INTERNACIONAL: Ivo Winck; Alfeu (Castrinho) e Nena; Viana (Ilmo), Ávila (Táboa) e Abigail; Tesourinha (Bóris), Villalba (Rebolo), Adãozinho (Elizeu), Fandiño e Carlitos. Técnico: Carlos Volante.

Em pé: Alfeu, Ivo Winck, Ávila, Ilmo e Viana.
Agachados: Tesourinha, Villalba, Adãozinho, Fandiño e Carlitos.
Fonte: 1909 em cores

VITORIOSO EM RIO GRANDE [...] O S. C. INTERNACIONAL
ESPLENDIDO DESEMPENHO DO "ROLO COMPRESSOR" — DARCY ENCARNAÇÃO FUNCIONOU COMO ÁRBITRO — A CONSTITUIÇAO DAS EQUIPES [...]
RIO GRANDE, 21 (JD) — Exibiu-se ontem, nesta cidade, enfrentando o onze do veterano Rio Grande, o forte esquadrão do Internacional, dessa capital, e para cujo embate reinava invulgar expectativa em face do grande cartaz que desfruta aqui o famoso "Rolo Conpressur".
Os colorados da capital corresponderam plenamente à expectativa, pois impuseram-es ao "Veterano" pela expressiva contagem de 2 tentos contra nenhum dos locais. É bem verdade que dos dois tentos conquistados pelos visitantes, um deles foi resultante de uma jogada bastante infeliz do médio Hélio, que ao atrasar a bola ao arqueiro Rubens, o fez com infelicidade, indo o couro morrer no fundo das redes.

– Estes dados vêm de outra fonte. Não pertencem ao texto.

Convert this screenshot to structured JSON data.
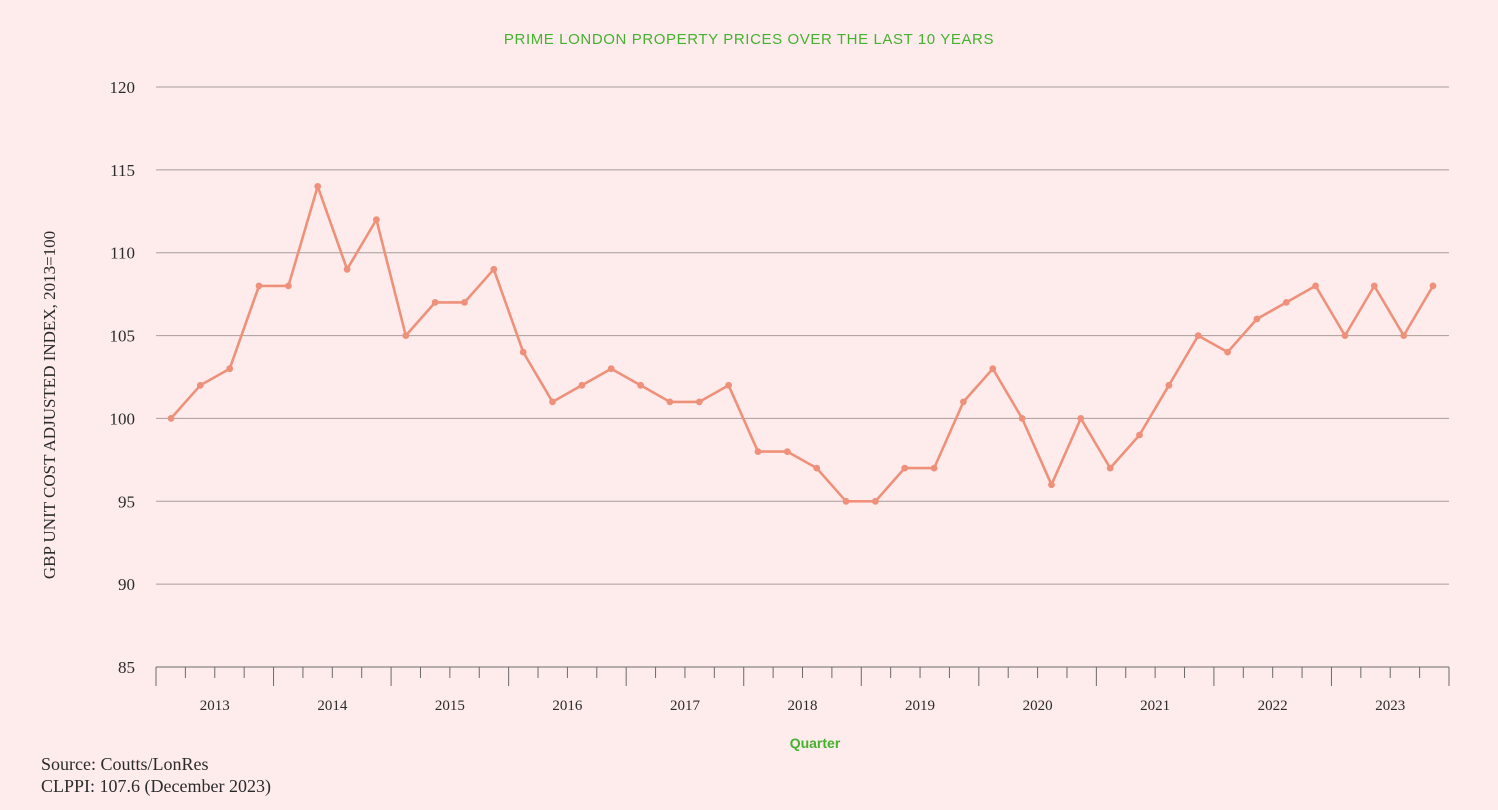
{
  "chart_data": {
    "type": "line",
    "title": "PRIME LONDON PROPERTY PRICES OVER THE LAST 10 YEARS",
    "xlabel": "Quarter",
    "ylabel": "GBP UNIT COST ADJUSTED INDEX, 2013=100",
    "ylim": [
      85,
      120
    ],
    "yticks": [
      "120",
      "115",
      "110",
      "105",
      "100",
      "95",
      "90",
      "85"
    ],
    "year_labels": [
      "2013",
      "2014",
      "2015",
      "2016",
      "2017",
      "2018",
      "2019",
      "2020",
      "2021",
      "2022",
      "2023"
    ],
    "grid": true,
    "series": [
      {
        "values": [
          100,
          102,
          103,
          108,
          108,
          114,
          109,
          112,
          105,
          107,
          107,
          109,
          104,
          101,
          102,
          103,
          102,
          101,
          101,
          102,
          98,
          98,
          97,
          95,
          95,
          97,
          97,
          101,
          103,
          100,
          96,
          100,
          97,
          99,
          102,
          105,
          104,
          106,
          107,
          108,
          105,
          108,
          105,
          108
        ]
      }
    ]
  },
  "colors": {
    "background": "#fdeceb",
    "line": "#ef917a",
    "accent": "#46b02f"
  },
  "footer": {
    "source": "Source: Coutts/LonRes",
    "clppi": "CLPPI: 107.6 (December 2023)"
  }
}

Os pupilos de Volante exibiram um bonito futebol, bastante vistoso e que conseguiu agradar plenamente o grande público presente ao embate. Como árbitro funcionou o antigo craque riograndino Darcy Encarnação, cujo desempenho foi satisfatório. As duas turmas formaram com a seguinte constituição: Internacional: Ivo, Alfeu (depois Castrinho) e Nena; Viana (depols Ilmo), Ávila (depois Tábua) e Abigail; Tesourinha (depois Boris), Villalba (depois Rebolo), Adão (depois Elizeu), Fandiño e Carlitos. Rio Grande: Rubens, Francisco e Castrinho; Hélio, Vergara e Ferro (depois Scala); Fossati, Ceroni (depois Marçal), Libito, Alvim e Humberto. Ontem mesmo, após o jogo, os componentes da embaixada do Internacional seguiram para Pelotas onde amistosamente entrentarão o forte conjunto do Esporte C. Pelotas.
Fonte: Jornal do Dia (RS), n. 072, 22 abr. 1947, p. 7. Disponível em: http://memoria.bn.gov.br/DocReader/098230/183. Acesso em: 13 fev. 2026.

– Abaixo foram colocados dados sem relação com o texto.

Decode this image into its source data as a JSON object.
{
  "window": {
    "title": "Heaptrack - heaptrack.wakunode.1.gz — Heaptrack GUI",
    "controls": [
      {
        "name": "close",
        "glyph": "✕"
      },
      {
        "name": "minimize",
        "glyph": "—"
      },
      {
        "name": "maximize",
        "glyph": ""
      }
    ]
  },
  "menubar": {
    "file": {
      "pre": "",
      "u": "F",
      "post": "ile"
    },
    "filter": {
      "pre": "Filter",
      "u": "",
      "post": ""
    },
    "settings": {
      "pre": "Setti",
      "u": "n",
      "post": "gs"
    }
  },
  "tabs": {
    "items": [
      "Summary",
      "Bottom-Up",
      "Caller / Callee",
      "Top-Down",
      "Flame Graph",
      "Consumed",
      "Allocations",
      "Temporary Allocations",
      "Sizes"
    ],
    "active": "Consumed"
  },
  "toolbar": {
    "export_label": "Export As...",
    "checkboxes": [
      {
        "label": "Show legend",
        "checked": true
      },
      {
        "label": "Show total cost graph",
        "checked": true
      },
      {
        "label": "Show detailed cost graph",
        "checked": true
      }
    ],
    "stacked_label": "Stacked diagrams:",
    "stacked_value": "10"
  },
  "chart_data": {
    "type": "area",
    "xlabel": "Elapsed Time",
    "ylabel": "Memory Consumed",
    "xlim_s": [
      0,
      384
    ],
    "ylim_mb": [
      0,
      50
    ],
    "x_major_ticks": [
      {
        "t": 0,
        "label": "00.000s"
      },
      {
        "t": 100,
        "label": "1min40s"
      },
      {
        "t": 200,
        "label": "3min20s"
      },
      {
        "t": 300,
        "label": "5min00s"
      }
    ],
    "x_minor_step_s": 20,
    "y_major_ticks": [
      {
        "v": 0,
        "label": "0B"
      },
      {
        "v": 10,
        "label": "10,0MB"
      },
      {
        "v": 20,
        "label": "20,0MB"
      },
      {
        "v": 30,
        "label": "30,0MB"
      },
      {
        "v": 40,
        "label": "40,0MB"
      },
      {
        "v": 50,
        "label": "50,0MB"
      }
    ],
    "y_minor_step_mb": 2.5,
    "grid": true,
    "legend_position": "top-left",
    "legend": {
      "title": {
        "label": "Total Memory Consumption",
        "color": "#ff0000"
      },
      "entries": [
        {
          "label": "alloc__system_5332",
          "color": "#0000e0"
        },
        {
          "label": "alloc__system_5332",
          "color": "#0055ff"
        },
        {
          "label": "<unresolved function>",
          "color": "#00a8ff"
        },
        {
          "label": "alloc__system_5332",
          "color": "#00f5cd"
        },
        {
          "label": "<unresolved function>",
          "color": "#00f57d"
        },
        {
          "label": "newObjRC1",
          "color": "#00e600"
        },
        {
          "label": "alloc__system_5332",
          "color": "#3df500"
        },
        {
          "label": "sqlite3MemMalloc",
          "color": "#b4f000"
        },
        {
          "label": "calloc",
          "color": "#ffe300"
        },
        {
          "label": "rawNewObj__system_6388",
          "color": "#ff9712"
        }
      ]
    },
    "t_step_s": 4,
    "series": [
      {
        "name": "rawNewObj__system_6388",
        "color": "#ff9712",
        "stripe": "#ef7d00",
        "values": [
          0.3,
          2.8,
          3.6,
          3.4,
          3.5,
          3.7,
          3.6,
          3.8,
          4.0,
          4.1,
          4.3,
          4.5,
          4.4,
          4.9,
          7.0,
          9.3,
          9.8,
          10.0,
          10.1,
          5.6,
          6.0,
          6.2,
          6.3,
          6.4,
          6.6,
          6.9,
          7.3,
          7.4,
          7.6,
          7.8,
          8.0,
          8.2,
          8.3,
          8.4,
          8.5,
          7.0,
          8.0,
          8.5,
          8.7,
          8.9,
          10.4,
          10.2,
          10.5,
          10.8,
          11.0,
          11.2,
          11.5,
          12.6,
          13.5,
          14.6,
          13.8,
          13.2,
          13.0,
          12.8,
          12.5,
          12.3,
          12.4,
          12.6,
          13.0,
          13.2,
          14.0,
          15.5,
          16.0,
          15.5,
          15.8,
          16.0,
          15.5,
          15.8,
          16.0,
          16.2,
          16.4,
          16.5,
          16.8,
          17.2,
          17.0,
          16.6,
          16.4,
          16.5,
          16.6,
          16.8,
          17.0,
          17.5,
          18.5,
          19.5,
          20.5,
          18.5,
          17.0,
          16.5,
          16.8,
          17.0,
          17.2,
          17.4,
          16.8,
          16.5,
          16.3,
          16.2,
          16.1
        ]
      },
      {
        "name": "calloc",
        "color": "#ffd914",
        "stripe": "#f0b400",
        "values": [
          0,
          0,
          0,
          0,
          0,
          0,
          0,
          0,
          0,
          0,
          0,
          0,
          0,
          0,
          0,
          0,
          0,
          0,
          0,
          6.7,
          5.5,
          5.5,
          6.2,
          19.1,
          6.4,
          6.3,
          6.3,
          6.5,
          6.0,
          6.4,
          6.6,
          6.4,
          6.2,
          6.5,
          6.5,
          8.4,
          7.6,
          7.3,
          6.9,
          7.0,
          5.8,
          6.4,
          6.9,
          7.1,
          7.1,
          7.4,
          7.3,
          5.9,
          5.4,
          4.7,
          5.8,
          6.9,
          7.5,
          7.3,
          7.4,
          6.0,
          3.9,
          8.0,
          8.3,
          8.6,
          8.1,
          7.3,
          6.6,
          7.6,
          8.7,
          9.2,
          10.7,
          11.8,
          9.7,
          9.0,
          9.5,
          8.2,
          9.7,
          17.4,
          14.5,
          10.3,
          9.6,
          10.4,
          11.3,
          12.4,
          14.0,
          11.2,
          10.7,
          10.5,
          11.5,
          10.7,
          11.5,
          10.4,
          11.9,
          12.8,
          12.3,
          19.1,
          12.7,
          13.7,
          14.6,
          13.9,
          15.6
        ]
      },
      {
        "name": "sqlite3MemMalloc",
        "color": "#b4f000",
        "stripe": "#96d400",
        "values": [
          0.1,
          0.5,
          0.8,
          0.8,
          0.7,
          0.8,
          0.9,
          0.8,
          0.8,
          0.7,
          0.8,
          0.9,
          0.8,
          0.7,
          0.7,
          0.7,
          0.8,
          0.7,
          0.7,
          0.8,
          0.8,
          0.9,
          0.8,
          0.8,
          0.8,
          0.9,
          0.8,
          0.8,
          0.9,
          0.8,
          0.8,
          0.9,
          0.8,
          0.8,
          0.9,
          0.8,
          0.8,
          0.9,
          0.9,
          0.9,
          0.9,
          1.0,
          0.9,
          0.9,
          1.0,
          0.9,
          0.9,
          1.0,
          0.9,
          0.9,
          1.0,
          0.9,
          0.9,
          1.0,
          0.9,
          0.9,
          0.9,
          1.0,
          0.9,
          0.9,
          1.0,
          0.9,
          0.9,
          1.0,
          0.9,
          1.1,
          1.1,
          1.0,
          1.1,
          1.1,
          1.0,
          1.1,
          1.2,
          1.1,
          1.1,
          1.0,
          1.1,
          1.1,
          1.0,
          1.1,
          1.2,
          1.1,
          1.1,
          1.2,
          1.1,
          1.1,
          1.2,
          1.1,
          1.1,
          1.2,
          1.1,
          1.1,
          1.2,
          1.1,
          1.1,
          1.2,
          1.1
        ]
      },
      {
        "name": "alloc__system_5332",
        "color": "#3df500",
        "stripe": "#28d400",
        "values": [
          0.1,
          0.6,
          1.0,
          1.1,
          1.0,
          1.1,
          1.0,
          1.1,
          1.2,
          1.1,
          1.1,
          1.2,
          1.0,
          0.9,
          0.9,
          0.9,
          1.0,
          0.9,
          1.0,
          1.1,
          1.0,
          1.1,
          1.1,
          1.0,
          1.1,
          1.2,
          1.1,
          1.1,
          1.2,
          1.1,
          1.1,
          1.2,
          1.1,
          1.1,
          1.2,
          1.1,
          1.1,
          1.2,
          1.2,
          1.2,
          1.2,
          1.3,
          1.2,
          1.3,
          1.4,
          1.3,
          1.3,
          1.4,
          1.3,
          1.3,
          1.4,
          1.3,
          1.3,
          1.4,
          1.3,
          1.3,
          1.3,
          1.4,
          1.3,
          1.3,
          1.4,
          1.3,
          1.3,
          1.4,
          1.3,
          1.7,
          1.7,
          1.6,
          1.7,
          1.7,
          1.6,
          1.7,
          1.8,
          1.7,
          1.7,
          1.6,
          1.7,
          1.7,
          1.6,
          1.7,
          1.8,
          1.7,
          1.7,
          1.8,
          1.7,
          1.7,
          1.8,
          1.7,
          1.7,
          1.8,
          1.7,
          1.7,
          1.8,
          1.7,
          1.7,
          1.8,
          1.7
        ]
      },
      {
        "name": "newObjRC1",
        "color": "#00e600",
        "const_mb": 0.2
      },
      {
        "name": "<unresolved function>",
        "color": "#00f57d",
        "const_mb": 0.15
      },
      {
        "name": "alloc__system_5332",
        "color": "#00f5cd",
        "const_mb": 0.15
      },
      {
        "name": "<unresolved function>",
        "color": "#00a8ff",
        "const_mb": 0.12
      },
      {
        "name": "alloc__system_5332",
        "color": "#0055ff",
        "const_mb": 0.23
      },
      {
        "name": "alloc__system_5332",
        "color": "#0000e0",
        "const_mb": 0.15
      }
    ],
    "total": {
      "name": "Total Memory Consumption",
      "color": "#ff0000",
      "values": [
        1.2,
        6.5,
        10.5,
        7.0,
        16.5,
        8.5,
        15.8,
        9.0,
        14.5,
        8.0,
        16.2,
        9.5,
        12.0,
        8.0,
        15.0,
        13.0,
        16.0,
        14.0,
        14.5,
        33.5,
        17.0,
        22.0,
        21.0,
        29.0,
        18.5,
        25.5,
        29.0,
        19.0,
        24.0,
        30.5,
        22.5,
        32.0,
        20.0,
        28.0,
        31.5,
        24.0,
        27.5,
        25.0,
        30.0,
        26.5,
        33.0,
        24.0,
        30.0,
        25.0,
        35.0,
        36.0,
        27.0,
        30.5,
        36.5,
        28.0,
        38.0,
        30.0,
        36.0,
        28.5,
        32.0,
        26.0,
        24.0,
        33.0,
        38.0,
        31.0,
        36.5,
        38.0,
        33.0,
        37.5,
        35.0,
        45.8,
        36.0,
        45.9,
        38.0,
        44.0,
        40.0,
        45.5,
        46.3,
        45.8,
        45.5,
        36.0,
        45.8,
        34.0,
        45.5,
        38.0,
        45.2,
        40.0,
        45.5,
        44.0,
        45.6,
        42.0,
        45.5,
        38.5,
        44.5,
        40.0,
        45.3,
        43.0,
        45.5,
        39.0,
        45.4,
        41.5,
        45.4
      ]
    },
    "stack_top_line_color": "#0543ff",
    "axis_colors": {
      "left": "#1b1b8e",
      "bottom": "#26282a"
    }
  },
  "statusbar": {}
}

PORTO ALEGRE, 23 (Asapress) — O Internacional, conforme é do conhecimento do público esportivo nacional que acompanha de perto o movimento de todos os Estados neste setor, conta em suas fileiras com renomados "cracks" como Tesourinha, Nena, Adãozinho, Ávila e outros, realizou dois jogos, domingo e segunda-feira, em duas das principais cidades gaúchas. No primeiro dia, se exibiu na cidade marítima de Rio Grande, enfrentando o veterano S. C. Rio Grande em seus domínios e vencendo-o pelo "score" de 2-0, tentos feitos por Adãozinho e pelo próprio médio-direito local Hélio, numa jogada infeliz. Este jogo constituiu um dos maiores acontecimentos esportivos que se têm registrado naquela cidade, o que pode ser interpretado pela renda de Cr$ 33.560,00, que passa a constituir recorde absoluto em Rio Grande.